Facebook Technical Operations VP Jonathan Heiliger tells Server OEMs “You guys just don’t get it,”

GigaOm has an interview with Facebook VP Jonathan Heileger.

Heiliger had strong words for OEMs and system builders during his chat with Om. To compete with sites like Facebook and Google, Heiliger said, OEMs and system builders need to be more power- and cost-efficient. “You guys just don’t get it,” he said, adding that Facebook has reaped success from investing heavily in its infrastructure.

InternetNews focused on the Intel and AMD dig.

Intel, AMD Get Thumbs Down from Facebook

Head of the social network's technical operations say the latest and greatest from Intel and AMD don't make the grade.

June 25, 2009
By Andy Patrizio: More stories by this author:

SAN FRANCISCO – Intel and AMD just got a nasty smackdown from the person who run's Facebook's datacenters, saying the chips don't deliver on their promises.

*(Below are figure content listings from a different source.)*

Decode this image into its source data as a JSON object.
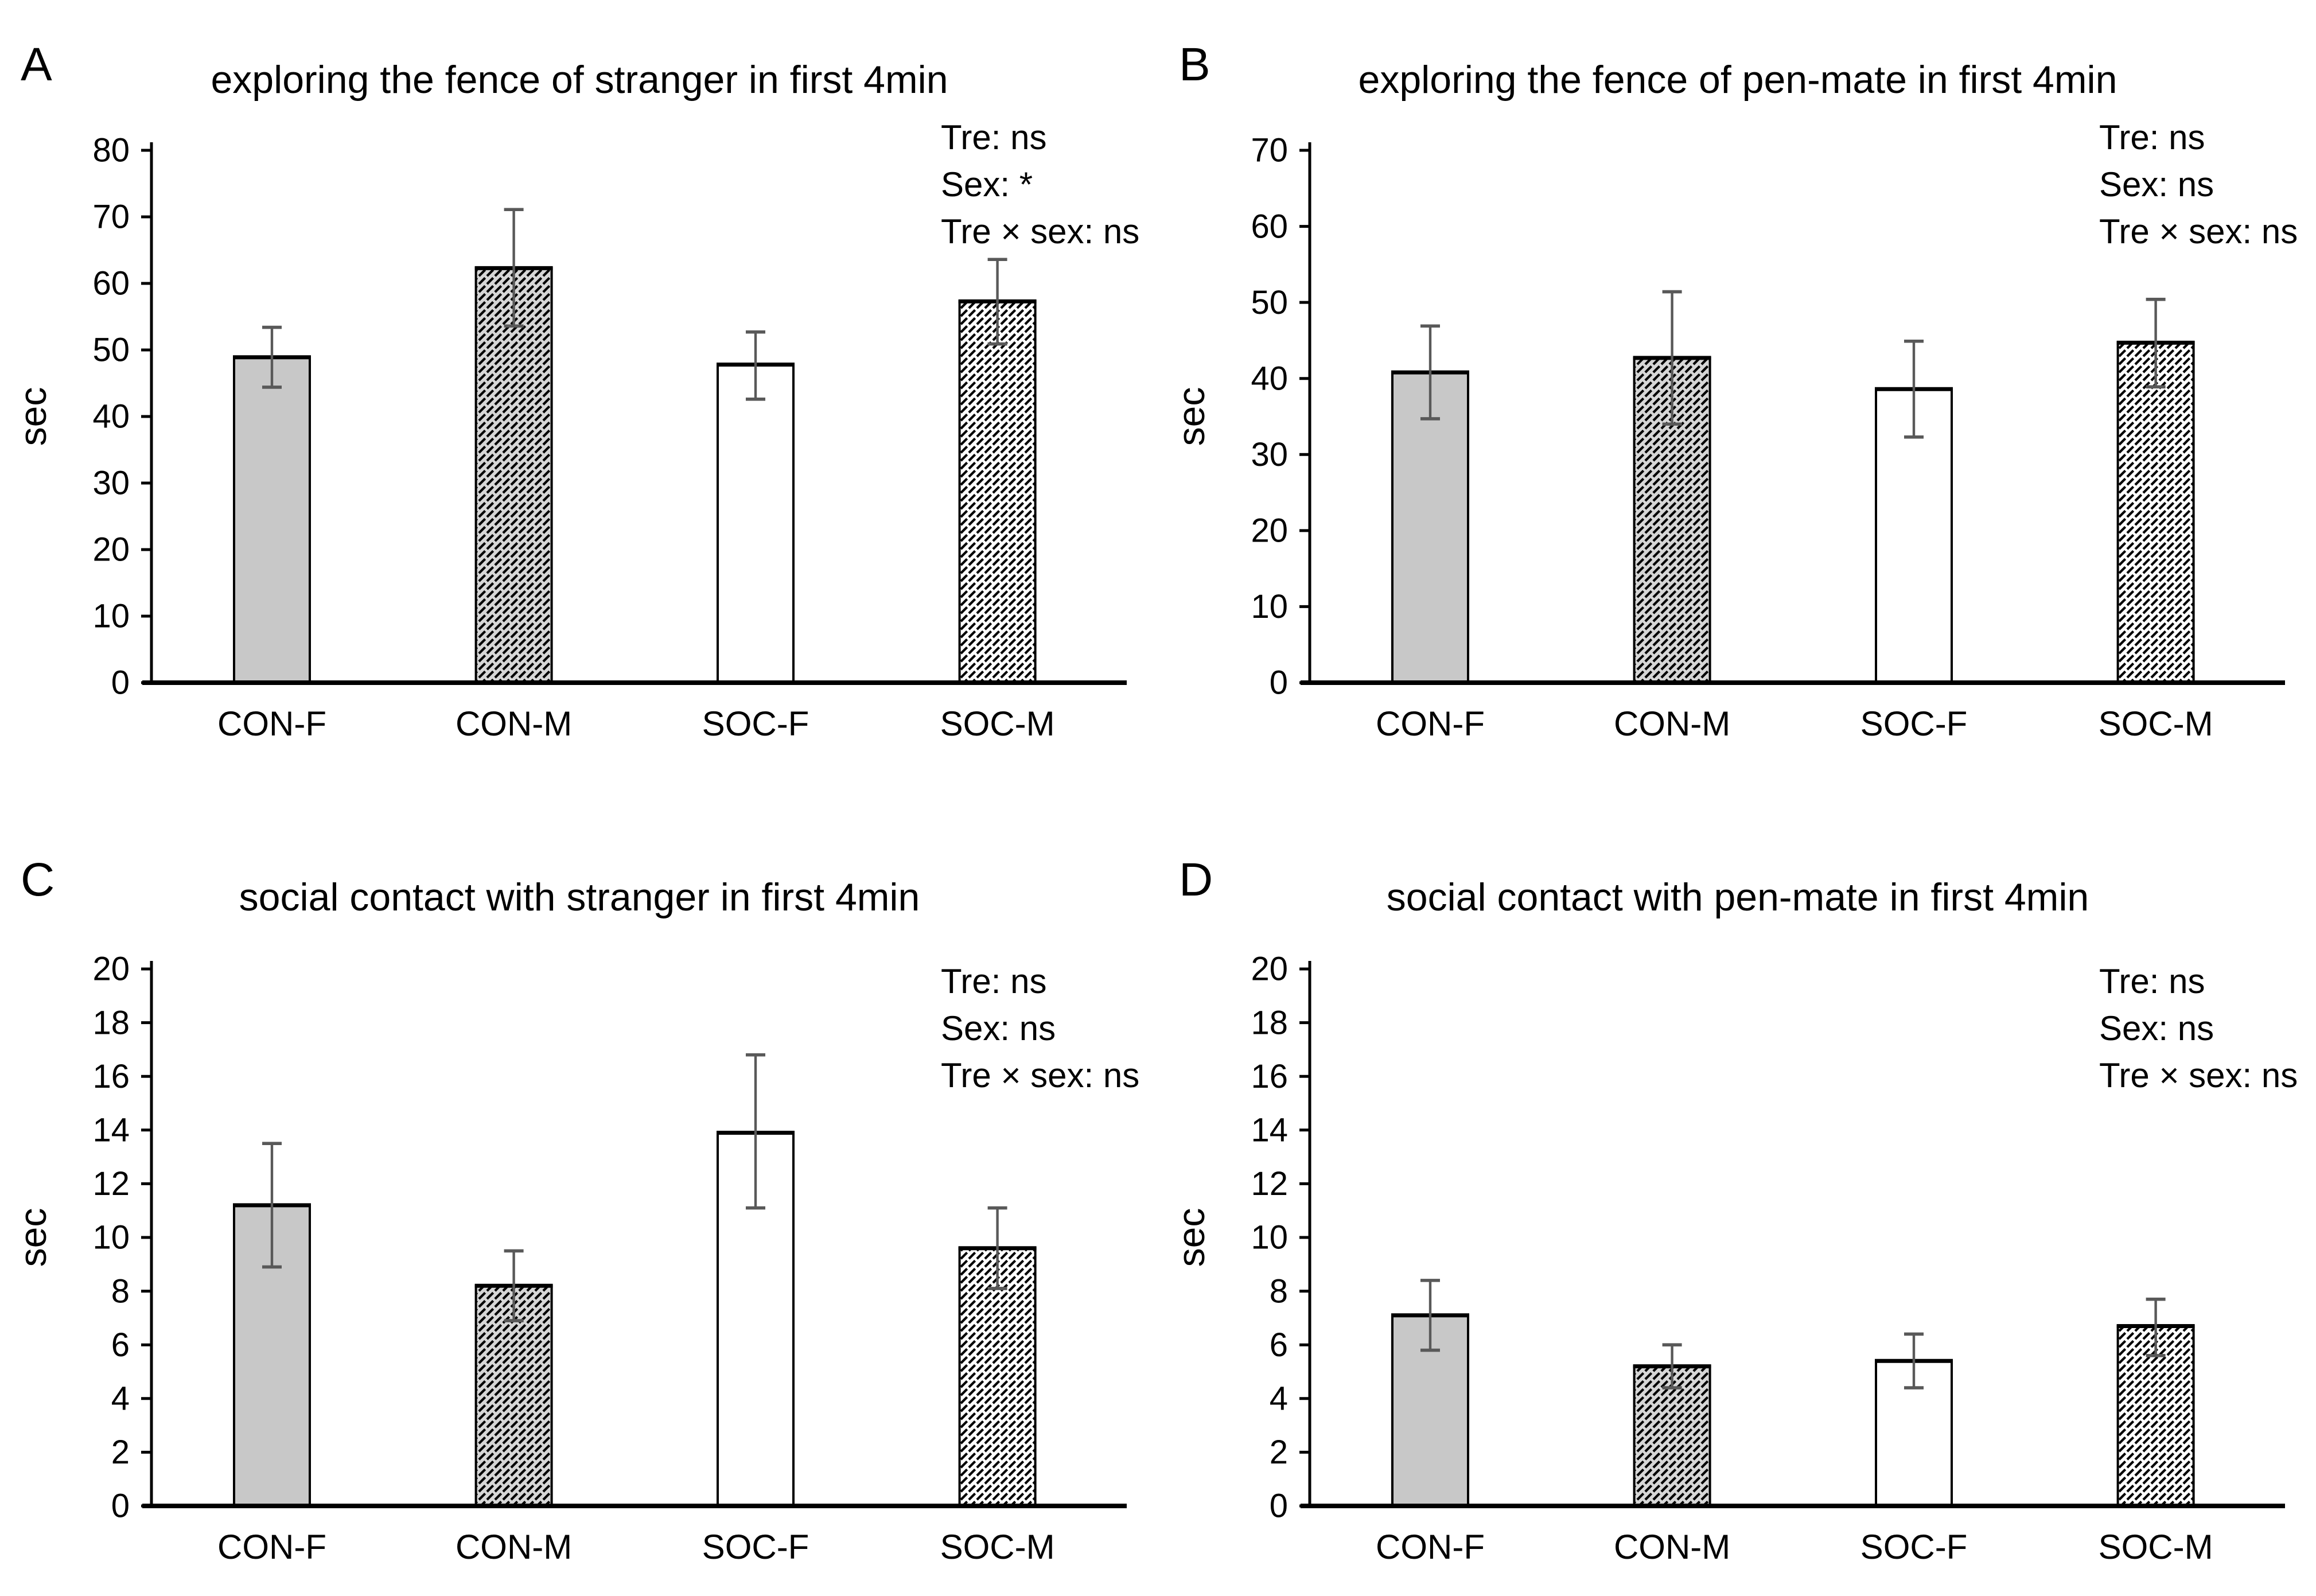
{
  "figure": {
    "background": "#ffffff",
    "ylabel_all": "sec",
    "categories_all": [
      "CON-F",
      "CON-M",
      "SOC-F",
      "SOC-M"
    ]
  },
  "colors": {
    "solid_gray_fill": "#c8c8c8",
    "hatch_gray_bg": "#d6d6d6",
    "hatch_white_bg": "#ffffff",
    "hatch_line": "#000000",
    "bar_outline": "#000000",
    "error_bar": "#595959",
    "axis": "#000000",
    "text": "#000000"
  },
  "chart_data": [
    {
      "type": "bar",
      "panel_letter": "A",
      "title": "exploring the fence of stranger in first 4min",
      "ylabel": "sec",
      "ylim": [
        0,
        80
      ],
      "ytick_labels": [
        "0",
        "10",
        "20",
        "30",
        "40",
        "50",
        "60",
        "70",
        "80"
      ],
      "grid": false,
      "legend_position": "none",
      "annotation_position": "top-right",
      "categories": [
        "CON-F",
        "CON-M",
        "SOC-F",
        "SOC-M"
      ],
      "values": [
        48.9,
        62.3,
        47.8,
        57.3
      ],
      "error_low": [
        44.4,
        53.6,
        42.6,
        50.9
      ],
      "error_high": [
        53.4,
        71.1,
        52.7,
        63.6
      ],
      "bar_styles": [
        "solid-gray",
        "hatched-gray",
        "white",
        "hatched-white"
      ],
      "annotations": [
        "Tre: ns",
        "Sex: *",
        "Tre × sex: ns"
      ]
    },
    {
      "type": "bar",
      "panel_letter": "B",
      "title": "exploring the fence of pen-mate in first 4min",
      "ylabel": "sec",
      "ylim": [
        0,
        70
      ],
      "ytick_labels": [
        "0",
        "10",
        "20",
        "30",
        "40",
        "50",
        "60",
        "70"
      ],
      "grid": false,
      "legend_position": "none",
      "annotation_position": "top-right",
      "categories": [
        "CON-F",
        "CON-M",
        "SOC-F",
        "SOC-M"
      ],
      "values": [
        40.8,
        42.7,
        38.6,
        44.7
      ],
      "error_low": [
        34.7,
        34.0,
        32.3,
        38.9
      ],
      "error_high": [
        46.9,
        51.4,
        44.9,
        50.4
      ],
      "bar_styles": [
        "solid-gray",
        "hatched-gray",
        "white",
        "hatched-white"
      ],
      "annotations": [
        "Tre: ns",
        "Sex: ns",
        "Tre × sex: ns"
      ]
    },
    {
      "type": "bar",
      "panel_letter": "C",
      "title": "social contact with stranger in first 4min",
      "ylabel": "sec",
      "ylim": [
        0,
        20
      ],
      "ytick_labels": [
        "0",
        "2",
        "4",
        "6",
        "8",
        "10",
        "12",
        "14",
        "16",
        "18",
        "20"
      ],
      "grid": false,
      "legend_position": "none",
      "annotation_position": "top-right",
      "categories": [
        "CON-F",
        "CON-M",
        "SOC-F",
        "SOC-M"
      ],
      "values": [
        11.2,
        8.2,
        13.9,
        9.6
      ],
      "error_low": [
        8.9,
        6.9,
        11.1,
        8.1
      ],
      "error_high": [
        13.5,
        9.5,
        16.8,
        11.1
      ],
      "bar_styles": [
        "solid-gray",
        "hatched-gray",
        "white",
        "hatched-white"
      ],
      "annotations": [
        "Tre: ns",
        "Sex: ns",
        "Tre × sex: ns"
      ]
    },
    {
      "type": "bar",
      "panel_letter": "D",
      "title": "social contact with pen-mate in first 4min",
      "ylabel": "sec",
      "ylim": [
        0,
        20
      ],
      "ytick_labels": [
        "0",
        "2",
        "4",
        "6",
        "8",
        "10",
        "12",
        "14",
        "16",
        "18",
        "20"
      ],
      "grid": false,
      "legend_position": "none",
      "annotation_position": "top-right",
      "categories": [
        "CON-F",
        "CON-M",
        "SOC-F",
        "SOC-M"
      ],
      "values": [
        7.1,
        5.2,
        5.4,
        6.7
      ],
      "error_low": [
        5.8,
        4.4,
        4.4,
        5.6
      ],
      "error_high": [
        8.4,
        6.0,
        6.4,
        7.7
      ],
      "bar_styles": [
        "solid-gray",
        "hatched-gray",
        "white",
        "hatched-white"
      ],
      "annotations": [
        "Tre: ns",
        "Sex: ns",
        "Tre × sex: ns"
      ]
    }
  ]
}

Jonathan Heiliger, vice president of technical operations for Facebook, was being interview by GigaOm Network founder Om Malik here at the GigaOm Structure 09 conference. Malik asked him about unexpected problems in managing the fast-growing company's datacenters.

Reps from Intel (NASDQ: INTC) and AMD (NYSE: AMD), both running panels and present at the show, must have clenched their teeth when they heard this:

"The biggest thing … was less-than-anticipated performance gains from new microarchitectures, so new CPUs from guys like Intel and AMD. The performance gains they're touting in the press, we're not seeing in our applications," Heiliger told the audience.

He didn't let the tier one server vendors off any easier. "I'm not sure if I'm embarrassed or pleased for OEM vendors in the audience, but you guys don't get it. To build servers for a company like Facebook and Amazon, and other people who are operating fairly homogeneous applications, they have to be cheap and super power efficient," said Heiliger.

He added he's not sure why hardware vendors fail at the job, but thinks customers need to step up and apply pressure. ""Perhaps in the coming months we'll see more collaboration with people running small clusters and large clusters," he said.